Все эти вопросы я задавал себе еще ночью. Сегодня утром я больше такие вопросы не задаю. Потому что обнаружил, всего в пяти или шести метрах от двери, мертвую косулю. Этому прекрасному животному кто-то, четырьмя острыми зубами, перекусил на шее сонные артерии{428}. — Кровь вытекала двумя тонкими струйками. Теперь все прояснилось. Перед моим домом разыгралась драма. Какая-то собака загнала косулю — —
Я не хочу себя обманывать: это был ОН. Однажды за ним уже тянулся след из мертвых животных{429}. И даже если косулю задрал не он, а собака, то стучали-то в мою дверь его кулаки. Мой дух не хочет больше сопротивляться разумным соображениям. ОН наведывался к моей двери. Уверенность в этом делает меня почти спокойным и придает решимости. В эту ночь — правда, неосознанно для меня — что-то в моем настрое изменилось. Я не стал окликать Аякса фон Ухри по имени. Хотя он, в страшный для него момент, просил меня это сделать: если я увижу его, когда он будет претерпевать жуткую трансформацию. Вероятно, из-за своего страха я об этом просто не вспомнил. Да ведь я и не видел Аякса; хотя, может быть, у меня мелькнуло предчувствие чего-то подобного. В такой бессердечной трусости можно усмотреть доказательство моей непорядочности, отсутствия у меня подлинной готовности прийти на помощь. Не исключено, что я мог бы спасти и самого Аякса, и косулю. Но дело в том, что я не хочу, чтобы он — при каких бы то ни было обстоятельствах, — вернулся ко мне. Я даже предпочел бы, чтобы мы с ним никогда больше не встречались. Избежать встречи, правда, вряд ли удастся. А вот то, как я себя вел сегодня ночью, прекрасно согласуется с моим сегодняшним желанием. Наши с Аяксом пути разошлись, и тут уже ничего не исправишь.
(Я до сих пор очень доволен собой: тем, что купил свадебные подарки для будущих молодоженов и сразу послал их в дом, где они живут. Я также доволен, что присовокупил к подаркам конверт с деньгами; сегодня я бы этого уже не сделал. Между прочим, к тому моменту, когда Аякс оказался у меня под дверью, прошлой ночью, он наверняка уже получил деньги.
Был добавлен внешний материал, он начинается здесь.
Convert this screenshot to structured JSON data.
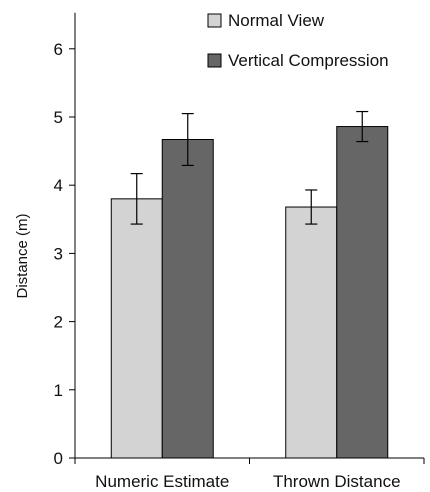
{
  "chart_data": {
    "type": "bar",
    "title": "",
    "xlabel": "",
    "ylabel": "Distance (m)",
    "ylim": [
      0,
      6.5
    ],
    "yticks": [
      "0",
      "1",
      "2",
      "3",
      "4",
      "5",
      "6"
    ],
    "categories": [
      "Numeric Estimate",
      "Thrown Distance"
    ],
    "series": [
      {
        "name": "Normal View",
        "color": "#d3d3d3",
        "values": [
          3.8,
          3.68
        ],
        "error": [
          0.37,
          0.25
        ]
      },
      {
        "name": "Vertical Compression",
        "color": "#666666",
        "values": [
          4.67,
          4.86
        ],
        "error": [
          0.38,
          0.22
        ]
      }
    ],
    "legend_position": "top-right",
    "grid": false
  }
}
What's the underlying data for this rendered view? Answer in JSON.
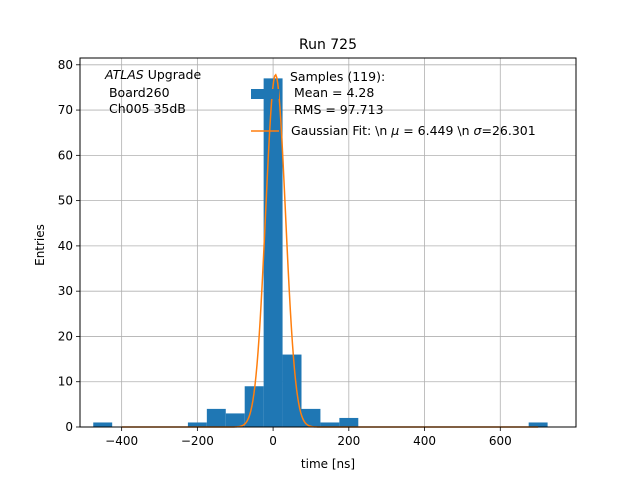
{
  "chart_data": {
    "type": "bar",
    "title": "Run 725",
    "xlabel": "time [ns]",
    "ylabel": "Entries",
    "xlim": [
      -510,
      800
    ],
    "ylim": [
      0,
      81.5
    ],
    "grid": true,
    "xticks": [
      -400,
      -200,
      0,
      200,
      400,
      600
    ],
    "yticks": [
      0,
      10,
      20,
      30,
      40,
      50,
      60,
      70,
      80
    ],
    "annotation": {
      "italic": "ATLAS",
      "line1": " Upgrade",
      "line2": " Board260",
      "line3": " Ch005 35dB"
    },
    "legend": {
      "position": "top-right",
      "hist_label_lines": [
        "Samples (119):",
        " Mean = 4.28",
        " RMS = 97.713"
      ],
      "fit_label_pre": "Gaussian Fit: \\n ",
      "fit_mu_sym": "μ",
      "fit_mid": " = 6.449 \\n ",
      "fit_sigma_sym": "σ",
      "fit_post": "=26.301"
    },
    "histogram": {
      "color": "#1f77b4",
      "bins": [
        {
          "x0": -475,
          "x1": -425,
          "count": 1
        },
        {
          "x0": -225,
          "x1": -175,
          "count": 1
        },
        {
          "x0": -175,
          "x1": -125,
          "count": 4
        },
        {
          "x0": -125,
          "x1": -75,
          "count": 3
        },
        {
          "x0": -75,
          "x1": -25,
          "count": 9
        },
        {
          "x0": -25,
          "x1": 25,
          "count": 77
        },
        {
          "x0": 25,
          "x1": 75,
          "count": 16
        },
        {
          "x0": 75,
          "x1": 125,
          "count": 4
        },
        {
          "x0": 125,
          "x1": 175,
          "count": 1
        },
        {
          "x0": 175,
          "x1": 225,
          "count": 2
        },
        {
          "x0": 675,
          "x1": 725,
          "count": 1
        }
      ]
    },
    "fit": {
      "color": "#ff7f0e",
      "amplitude": 77.8,
      "mu": 6.449,
      "sigma": 26.301,
      "x_range": [
        -400,
        700
      ]
    }
  }
}
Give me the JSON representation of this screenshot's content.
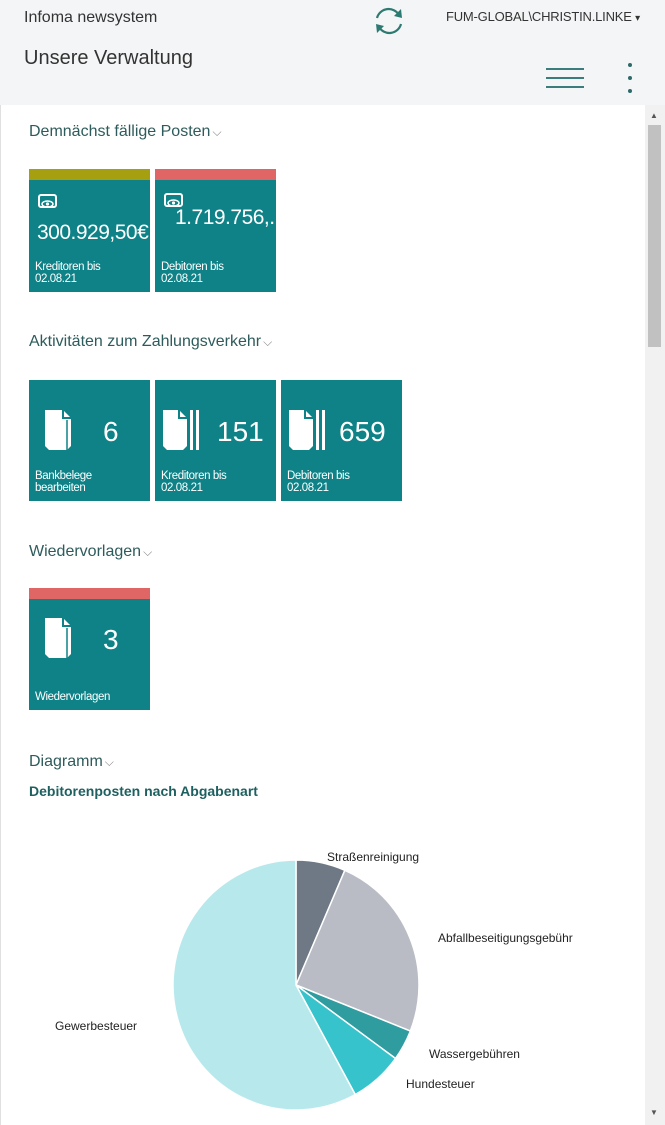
{
  "header": {
    "app_title": "Infoma newsystem",
    "user": "FUM-GLOBAL\\CHRISTIN.LINKE",
    "user_caret": "▾",
    "page_title": "Unsere Verwaltung",
    "icons": [
      "refresh-icon",
      "hamburger-menu-icon",
      "more-options-icon"
    ]
  },
  "sections": {
    "due": {
      "title": "Demnächst fällige Posten",
      "chev": "⌵",
      "tiles": [
        {
          "value": "300.929,50€",
          "label1": "Kreditoren bis",
          "label2": "02.08.21",
          "bar_color": "#a69f10",
          "icon": "eye-icon"
        },
        {
          "value": "1.719.756,...",
          "label1": "Debitoren bis",
          "label2": "02.08.21",
          "bar_color": "#e06666",
          "icon": "eye-icon"
        }
      ]
    },
    "payments": {
      "title": "Aktivitäten zum Zahlungsverkehr",
      "chev": "⌵",
      "tiles": [
        {
          "value": "6",
          "label1": "Bankbelege",
          "label2": "bearbeiten",
          "icon": "document-icon"
        },
        {
          "value": "151",
          "label1": "Kreditoren bis",
          "label2": "02.08.21",
          "icon": "documents-stack-icon"
        },
        {
          "value": "659",
          "label1": "Debitoren bis",
          "label2": "02.08.21",
          "icon": "documents-stack-icon"
        }
      ]
    },
    "followups": {
      "title": "Wiedervorlagen",
      "chev": "⌵",
      "tiles": [
        {
          "value": "3",
          "label1": "Wiedervorlagen",
          "bar_color": "#e06666",
          "icon": "document-icon"
        }
      ]
    },
    "chart": {
      "title": "Diagramm",
      "chev": "⌵",
      "subtitle": "Debitorenposten nach Abgabenart"
    }
  },
  "colors": {
    "tile": "#0e8287",
    "accent": "#2e7d7d"
  },
  "chart_data": {
    "type": "pie",
    "title": "Debitorenposten nach Abgabenart",
    "categories": [
      "Straßenreinigung",
      "Abfallbeseitigungsgebühr",
      "Wassergebühren",
      "Hundesteuer",
      "Gewerbesteuer"
    ],
    "values": [
      6.5,
      24.5,
      4,
      7,
      58
    ],
    "colors": [
      "#6f7985",
      "#b9bcc5",
      "#2f9ca0",
      "#37c3cb",
      "#b7e9ec"
    ],
    "unit": "percent (estimated from slice angles)",
    "legend_position": "labels adjacent to slices"
  }
}
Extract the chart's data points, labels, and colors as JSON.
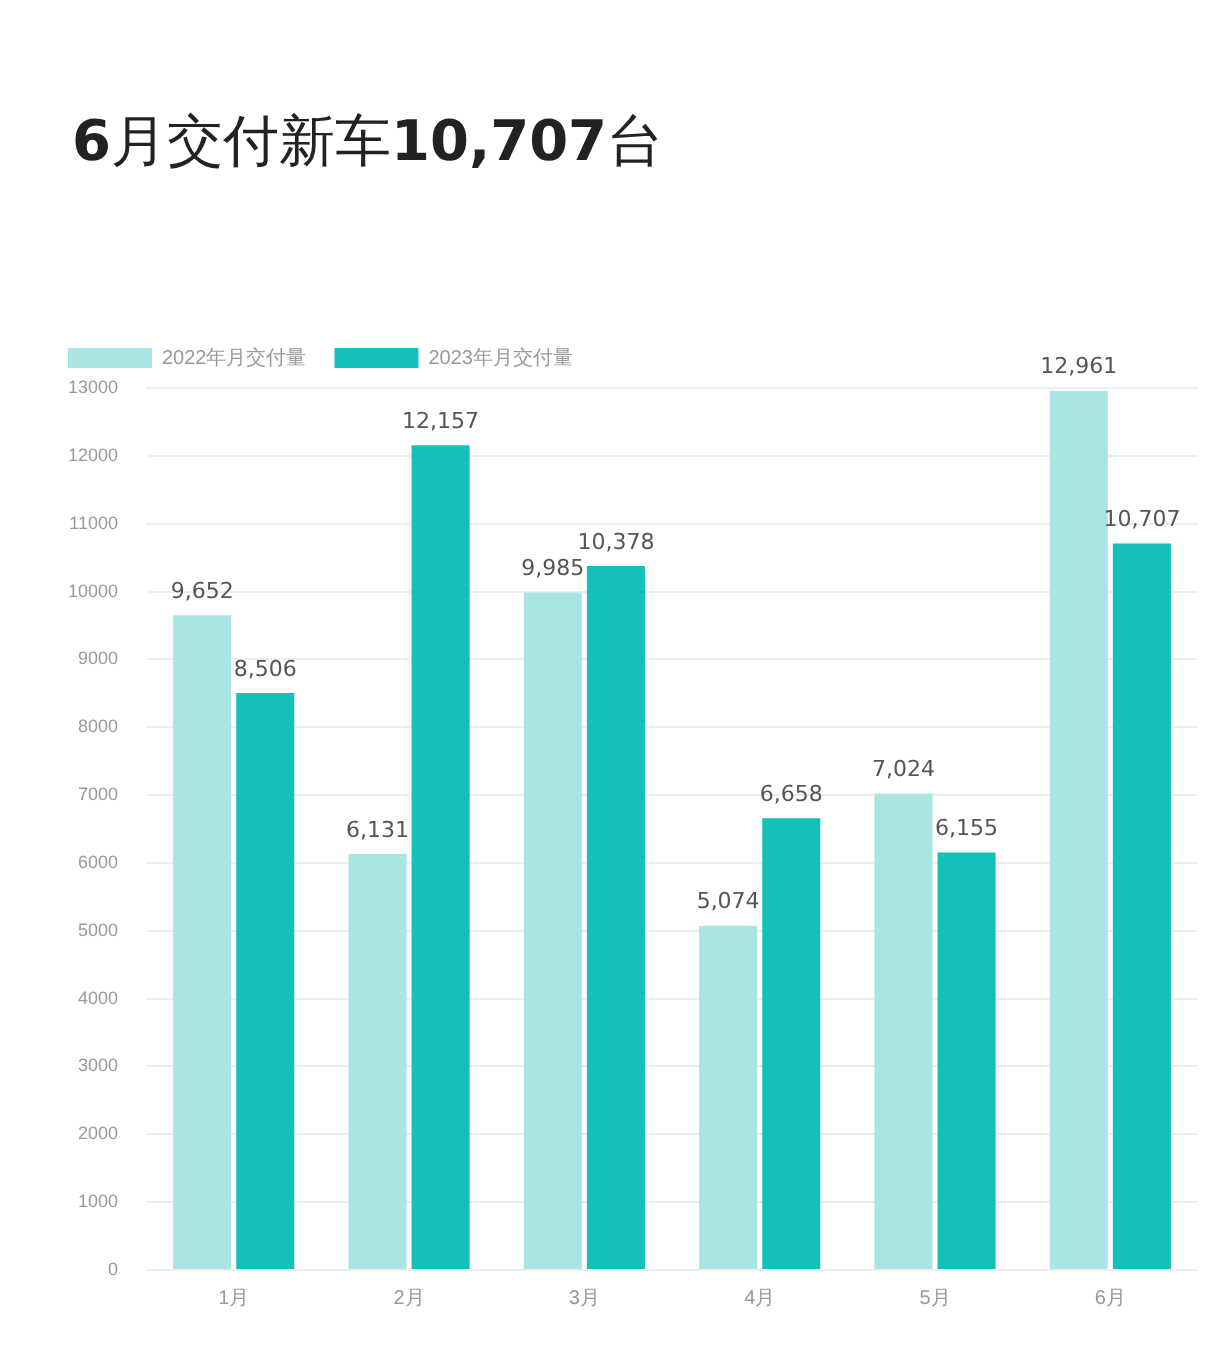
{
  "chart_data": {
    "type": "bar",
    "title": "6月交付新车10,707台",
    "categories": [
      "1月",
      "2月",
      "3月",
      "4月",
      "5月",
      "6月"
    ],
    "series": [
      {
        "name": "2022年月交付量",
        "color": "#a9e5e3",
        "values": [
          9652,
          6131,
          9985,
          5074,
          7024,
          12961
        ],
        "value_labels": [
          "9,652",
          "6,131",
          "9,985",
          "5,074",
          "7,024",
          "12,961"
        ]
      },
      {
        "name": "2023年月交付量",
        "color": "#13c1b9",
        "values": [
          8506,
          12157,
          10378,
          6658,
          6155,
          10707
        ],
        "value_labels": [
          "8,506",
          "12,157",
          "10,378",
          "6,658",
          "6,155",
          "10,707"
        ]
      }
    ],
    "ylim": [
      0,
      13000
    ],
    "yticks": [
      0,
      1000,
      2000,
      3000,
      4000,
      5000,
      6000,
      7000,
      8000,
      9000,
      10000,
      11000,
      12000,
      13000
    ],
    "grid": "y",
    "legend": "top left"
  }
}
И это делает ситуацию еще более непонятной.)
Косулю я принес в дом. Я с детства люблю косуль. Я всегда очень любил кротких млекопитающих животных, которые питаются травой: зайцев, косуль, оленей, северных оленей, лосей, овец, коров, лошадей. Мертвую косулю я завтра похороню. Я должен считаться с тем, что и мой конец может оказаться столь же внезапным. Я хочу еще сегодня составить завещание{430}. Чтобы обдумать свою последнюю волю, мне хватило немногих минут. Еще вчера я бы считал себя обязанным сделать так, чтобы Аякс фон Ухри получил какой-то выигрыш от моей смерти. Сегодня мне до него нет дела. Конечно, часто бывает непросто распознать друга. Но Аякс мне не друг. В этом я уверен. Я не знаю, каким образом пришла ко мне такая уверенность. Но с сегодняшней ночи или, по крайней мере, с сегодняшнего утра — с тех пор как я определенно не хочу больше, чтобы он вернулся, — мои чувства к нему изменились. Если это вина — то пусть я буду виновным. Я хочу… я сейчас подумал о Тутайне… так вот, Тутайн мне дороже, чем все живое. Я не хочу забывать его соски только потому, что у другого человека соски позолоченные — и они подобны Тутайновым, или похожи на них, или совсем не похожи… но зато живые, живые и более юные… — Если у меня и есть прямые наследники, то я их не знаю. Николай — мой сын; очень может быть, что он мой сын; но сам он об этом не подозревает. Узнай он такое, он бы только расстроился. Если я стану ему навязываться — так сказать, посмертно, — это будет очевидным оскорблением оказанного мне доверия; получится, будто в свои последние часы я показал, что на меня нельзя положиться, — что я никудышный помощник для конокрада.